La celebración del Día del Amigo que se avecina suele renovar entre otros este interrogante: ¿un padre y un hijo pueden ser amigos? Por encima de criterios acerca de su factibilidad o no, predomina la certeza de que personas con esa condición son irremplazables. El dolor causado por la muerte de uno no se mitiga con la llegada de otro. Simplemente porque sus nombres y apellidos son intransferibles y las relaciones mantenidas no tienen correlato.

En los versos de su famosa canción “Cuando un amigo se va”, Alberto Cortez reveló que, a modo de “tizón encendido”, el recuerdo de ese compañero de andanzas (sus antepasados), solidario aún en la distancia, siempre permanece.

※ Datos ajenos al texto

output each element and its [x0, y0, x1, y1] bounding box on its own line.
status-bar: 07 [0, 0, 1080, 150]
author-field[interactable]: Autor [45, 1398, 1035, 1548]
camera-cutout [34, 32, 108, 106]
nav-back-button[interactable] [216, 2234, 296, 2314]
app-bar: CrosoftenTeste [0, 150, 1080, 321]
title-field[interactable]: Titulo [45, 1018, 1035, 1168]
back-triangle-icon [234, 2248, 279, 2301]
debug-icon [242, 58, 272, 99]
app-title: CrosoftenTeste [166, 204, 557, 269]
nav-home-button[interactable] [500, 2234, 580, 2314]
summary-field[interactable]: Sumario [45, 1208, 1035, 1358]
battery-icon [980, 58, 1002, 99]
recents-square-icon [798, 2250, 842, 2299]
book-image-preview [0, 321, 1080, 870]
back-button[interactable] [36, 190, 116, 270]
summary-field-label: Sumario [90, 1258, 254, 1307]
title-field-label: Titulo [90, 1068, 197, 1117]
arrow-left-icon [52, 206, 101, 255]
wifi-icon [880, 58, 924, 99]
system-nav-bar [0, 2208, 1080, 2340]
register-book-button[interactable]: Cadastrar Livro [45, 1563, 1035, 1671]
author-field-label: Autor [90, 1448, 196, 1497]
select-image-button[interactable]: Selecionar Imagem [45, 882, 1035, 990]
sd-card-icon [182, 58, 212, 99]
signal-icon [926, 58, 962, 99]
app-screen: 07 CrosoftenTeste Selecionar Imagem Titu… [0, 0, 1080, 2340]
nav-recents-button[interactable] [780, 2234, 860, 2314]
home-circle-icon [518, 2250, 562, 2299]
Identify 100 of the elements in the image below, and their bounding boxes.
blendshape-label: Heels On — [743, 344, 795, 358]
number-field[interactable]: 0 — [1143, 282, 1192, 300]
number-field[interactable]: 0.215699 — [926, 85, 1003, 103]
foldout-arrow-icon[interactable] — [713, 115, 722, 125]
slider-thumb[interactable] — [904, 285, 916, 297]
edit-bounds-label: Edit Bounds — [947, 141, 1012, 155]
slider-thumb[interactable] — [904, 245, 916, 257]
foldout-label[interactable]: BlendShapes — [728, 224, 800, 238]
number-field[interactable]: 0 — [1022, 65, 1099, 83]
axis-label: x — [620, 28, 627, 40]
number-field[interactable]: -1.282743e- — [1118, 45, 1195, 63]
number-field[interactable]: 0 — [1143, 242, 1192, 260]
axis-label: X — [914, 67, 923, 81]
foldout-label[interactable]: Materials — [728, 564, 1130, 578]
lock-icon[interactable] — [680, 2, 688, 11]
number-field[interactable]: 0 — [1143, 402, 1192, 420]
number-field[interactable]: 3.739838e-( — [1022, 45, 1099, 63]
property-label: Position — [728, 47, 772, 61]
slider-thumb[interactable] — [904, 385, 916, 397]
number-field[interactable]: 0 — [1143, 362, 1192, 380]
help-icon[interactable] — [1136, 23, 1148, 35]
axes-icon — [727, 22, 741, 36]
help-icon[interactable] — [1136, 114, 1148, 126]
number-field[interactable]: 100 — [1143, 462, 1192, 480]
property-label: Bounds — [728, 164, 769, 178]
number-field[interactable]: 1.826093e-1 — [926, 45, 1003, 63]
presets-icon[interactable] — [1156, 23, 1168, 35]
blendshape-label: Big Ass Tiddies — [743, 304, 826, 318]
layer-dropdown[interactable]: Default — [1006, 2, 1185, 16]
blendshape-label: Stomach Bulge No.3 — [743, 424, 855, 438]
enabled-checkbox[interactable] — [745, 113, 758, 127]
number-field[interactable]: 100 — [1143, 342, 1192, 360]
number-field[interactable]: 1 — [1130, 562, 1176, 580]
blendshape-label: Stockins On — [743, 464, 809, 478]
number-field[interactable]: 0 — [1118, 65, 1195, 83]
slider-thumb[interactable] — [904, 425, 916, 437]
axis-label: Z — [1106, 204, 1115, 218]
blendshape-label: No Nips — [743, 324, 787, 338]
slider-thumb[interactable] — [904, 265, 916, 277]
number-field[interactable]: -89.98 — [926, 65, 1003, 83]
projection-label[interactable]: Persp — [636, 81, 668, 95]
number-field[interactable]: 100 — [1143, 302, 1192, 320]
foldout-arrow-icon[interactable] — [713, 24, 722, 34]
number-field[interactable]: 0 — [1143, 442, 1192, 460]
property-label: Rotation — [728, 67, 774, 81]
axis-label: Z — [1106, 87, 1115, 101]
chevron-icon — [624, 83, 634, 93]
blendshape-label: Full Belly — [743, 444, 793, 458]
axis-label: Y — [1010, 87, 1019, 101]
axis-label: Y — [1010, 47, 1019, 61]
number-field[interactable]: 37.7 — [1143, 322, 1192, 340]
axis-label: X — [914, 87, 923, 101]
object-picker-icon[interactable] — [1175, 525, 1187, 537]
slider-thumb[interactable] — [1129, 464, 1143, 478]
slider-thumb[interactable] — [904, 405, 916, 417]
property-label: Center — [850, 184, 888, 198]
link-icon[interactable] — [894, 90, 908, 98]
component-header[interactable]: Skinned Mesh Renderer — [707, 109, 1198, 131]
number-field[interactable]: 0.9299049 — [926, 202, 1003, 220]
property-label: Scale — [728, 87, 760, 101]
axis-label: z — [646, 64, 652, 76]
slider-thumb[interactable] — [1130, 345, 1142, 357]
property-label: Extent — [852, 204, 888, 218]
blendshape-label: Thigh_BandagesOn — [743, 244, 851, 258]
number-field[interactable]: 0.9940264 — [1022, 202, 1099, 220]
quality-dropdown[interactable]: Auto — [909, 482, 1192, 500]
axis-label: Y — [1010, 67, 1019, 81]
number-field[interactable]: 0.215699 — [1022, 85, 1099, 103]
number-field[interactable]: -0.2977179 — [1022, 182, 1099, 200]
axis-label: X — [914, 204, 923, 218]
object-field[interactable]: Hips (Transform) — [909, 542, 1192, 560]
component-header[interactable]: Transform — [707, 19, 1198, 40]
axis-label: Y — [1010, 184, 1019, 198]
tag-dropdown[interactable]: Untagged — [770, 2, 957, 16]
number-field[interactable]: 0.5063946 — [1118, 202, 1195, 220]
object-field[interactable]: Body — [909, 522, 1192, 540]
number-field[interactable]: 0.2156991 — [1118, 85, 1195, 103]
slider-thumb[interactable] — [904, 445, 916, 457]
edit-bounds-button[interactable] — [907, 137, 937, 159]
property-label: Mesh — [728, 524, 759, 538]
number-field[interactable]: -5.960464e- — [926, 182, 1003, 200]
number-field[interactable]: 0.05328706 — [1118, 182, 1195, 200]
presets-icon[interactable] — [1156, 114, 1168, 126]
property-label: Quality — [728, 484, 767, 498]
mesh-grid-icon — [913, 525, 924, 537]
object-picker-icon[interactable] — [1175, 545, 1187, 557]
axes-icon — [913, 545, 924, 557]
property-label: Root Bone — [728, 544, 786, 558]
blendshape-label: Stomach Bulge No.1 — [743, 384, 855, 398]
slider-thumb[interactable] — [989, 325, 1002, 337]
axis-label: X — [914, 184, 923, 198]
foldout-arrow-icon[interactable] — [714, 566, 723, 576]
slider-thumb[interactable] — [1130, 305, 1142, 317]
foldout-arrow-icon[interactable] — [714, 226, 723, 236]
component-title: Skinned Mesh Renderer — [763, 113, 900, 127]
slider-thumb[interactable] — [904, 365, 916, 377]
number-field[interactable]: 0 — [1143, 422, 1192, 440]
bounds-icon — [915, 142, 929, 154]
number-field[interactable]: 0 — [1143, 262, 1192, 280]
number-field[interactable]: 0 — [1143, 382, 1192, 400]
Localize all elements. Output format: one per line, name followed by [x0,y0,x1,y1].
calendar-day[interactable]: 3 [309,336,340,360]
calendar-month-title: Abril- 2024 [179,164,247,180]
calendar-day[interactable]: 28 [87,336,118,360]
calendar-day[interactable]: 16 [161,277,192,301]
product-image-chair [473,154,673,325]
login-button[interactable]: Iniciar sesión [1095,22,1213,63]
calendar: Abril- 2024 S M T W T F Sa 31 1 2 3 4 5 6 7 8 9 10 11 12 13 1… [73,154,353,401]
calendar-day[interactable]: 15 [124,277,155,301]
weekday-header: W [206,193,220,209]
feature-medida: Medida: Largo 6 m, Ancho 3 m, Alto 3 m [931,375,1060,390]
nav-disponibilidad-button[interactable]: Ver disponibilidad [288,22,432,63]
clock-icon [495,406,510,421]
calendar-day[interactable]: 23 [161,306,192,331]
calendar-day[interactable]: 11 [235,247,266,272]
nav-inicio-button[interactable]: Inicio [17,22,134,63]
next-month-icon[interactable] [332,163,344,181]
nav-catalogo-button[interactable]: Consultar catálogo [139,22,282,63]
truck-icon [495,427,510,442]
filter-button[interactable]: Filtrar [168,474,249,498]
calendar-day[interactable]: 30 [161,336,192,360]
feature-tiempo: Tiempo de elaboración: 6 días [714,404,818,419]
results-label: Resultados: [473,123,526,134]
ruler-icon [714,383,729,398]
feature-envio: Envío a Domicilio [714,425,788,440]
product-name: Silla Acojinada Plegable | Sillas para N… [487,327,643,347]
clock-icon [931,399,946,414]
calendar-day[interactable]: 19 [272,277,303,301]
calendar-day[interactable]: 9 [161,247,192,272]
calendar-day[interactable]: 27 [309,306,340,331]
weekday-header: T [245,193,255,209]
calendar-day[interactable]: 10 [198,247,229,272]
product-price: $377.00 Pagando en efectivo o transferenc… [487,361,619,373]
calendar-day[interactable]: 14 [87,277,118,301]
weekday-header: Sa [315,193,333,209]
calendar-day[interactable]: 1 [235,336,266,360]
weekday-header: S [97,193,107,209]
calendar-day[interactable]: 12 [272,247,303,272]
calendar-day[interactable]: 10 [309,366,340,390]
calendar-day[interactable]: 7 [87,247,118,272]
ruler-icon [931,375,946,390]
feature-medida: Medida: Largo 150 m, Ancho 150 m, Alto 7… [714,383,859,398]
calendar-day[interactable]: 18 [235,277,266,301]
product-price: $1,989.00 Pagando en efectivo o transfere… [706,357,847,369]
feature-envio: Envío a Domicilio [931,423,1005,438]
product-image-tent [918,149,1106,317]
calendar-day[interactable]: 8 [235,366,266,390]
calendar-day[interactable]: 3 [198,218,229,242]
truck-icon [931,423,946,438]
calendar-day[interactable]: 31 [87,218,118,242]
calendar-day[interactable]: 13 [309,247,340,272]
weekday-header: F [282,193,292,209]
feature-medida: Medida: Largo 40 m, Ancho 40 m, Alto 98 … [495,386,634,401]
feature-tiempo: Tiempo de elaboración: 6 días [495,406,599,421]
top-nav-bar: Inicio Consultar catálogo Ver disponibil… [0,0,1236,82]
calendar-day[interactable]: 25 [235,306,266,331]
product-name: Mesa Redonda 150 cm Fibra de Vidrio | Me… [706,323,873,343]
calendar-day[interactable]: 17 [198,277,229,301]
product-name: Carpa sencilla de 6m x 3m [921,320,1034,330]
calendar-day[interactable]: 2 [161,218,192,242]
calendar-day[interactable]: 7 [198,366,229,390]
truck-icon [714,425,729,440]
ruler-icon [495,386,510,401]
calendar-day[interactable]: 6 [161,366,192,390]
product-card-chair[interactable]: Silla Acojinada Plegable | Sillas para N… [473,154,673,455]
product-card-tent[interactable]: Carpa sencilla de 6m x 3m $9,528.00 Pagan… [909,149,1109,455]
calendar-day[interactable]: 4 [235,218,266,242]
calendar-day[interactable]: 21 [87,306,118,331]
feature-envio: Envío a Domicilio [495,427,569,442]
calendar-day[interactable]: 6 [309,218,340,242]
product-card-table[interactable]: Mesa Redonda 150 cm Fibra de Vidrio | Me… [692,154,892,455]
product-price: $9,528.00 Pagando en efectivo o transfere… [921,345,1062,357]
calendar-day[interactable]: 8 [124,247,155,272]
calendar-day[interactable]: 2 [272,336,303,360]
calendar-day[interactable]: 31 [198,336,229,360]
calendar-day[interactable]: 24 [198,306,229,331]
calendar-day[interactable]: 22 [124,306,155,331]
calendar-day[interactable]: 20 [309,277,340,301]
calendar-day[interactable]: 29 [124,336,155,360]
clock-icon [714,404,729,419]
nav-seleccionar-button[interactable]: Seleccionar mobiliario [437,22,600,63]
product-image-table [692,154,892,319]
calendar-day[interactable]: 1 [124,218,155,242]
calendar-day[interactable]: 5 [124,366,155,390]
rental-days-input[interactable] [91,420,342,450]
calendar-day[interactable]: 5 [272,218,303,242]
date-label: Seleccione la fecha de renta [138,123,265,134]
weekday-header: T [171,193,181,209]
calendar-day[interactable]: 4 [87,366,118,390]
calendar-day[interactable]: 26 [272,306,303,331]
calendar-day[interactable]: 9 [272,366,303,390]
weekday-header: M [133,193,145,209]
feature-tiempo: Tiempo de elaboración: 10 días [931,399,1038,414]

Lo describió como una estrella que a pesar de su índole inasible, tenía el poder de generar continuas reminiscencias. El origen de esa escritura se remonta a 1969, año de la desaparición de su padre. Por estar muy alejado del lugar de las exequias, la cabala de brindar un recital no pudo asistir. Sin embargo, a poco de llegar al hotel donde se alojaba, en un arrebato de amor y melancolía incontratables, dejó claro el entrañable afecto que sentía por él. Yo también, tres años antes, con apenas 17, atravesé por una circunstancia similar. La diferencia con el pampeano de Rancul estriba en que mi antecesor nunca fue parte de mi mundo de amigos. Siempre preferí que luciera, exclusivamente, como una imprescindible admiración a sus conocimientos y el estilo manso, libre de toda arrogancia, que elegía para brindarlos. Me enorgullecía su equilibrio y, sobre todo, su envidiable propensión a ofrecer “siempre” la otra mejilla.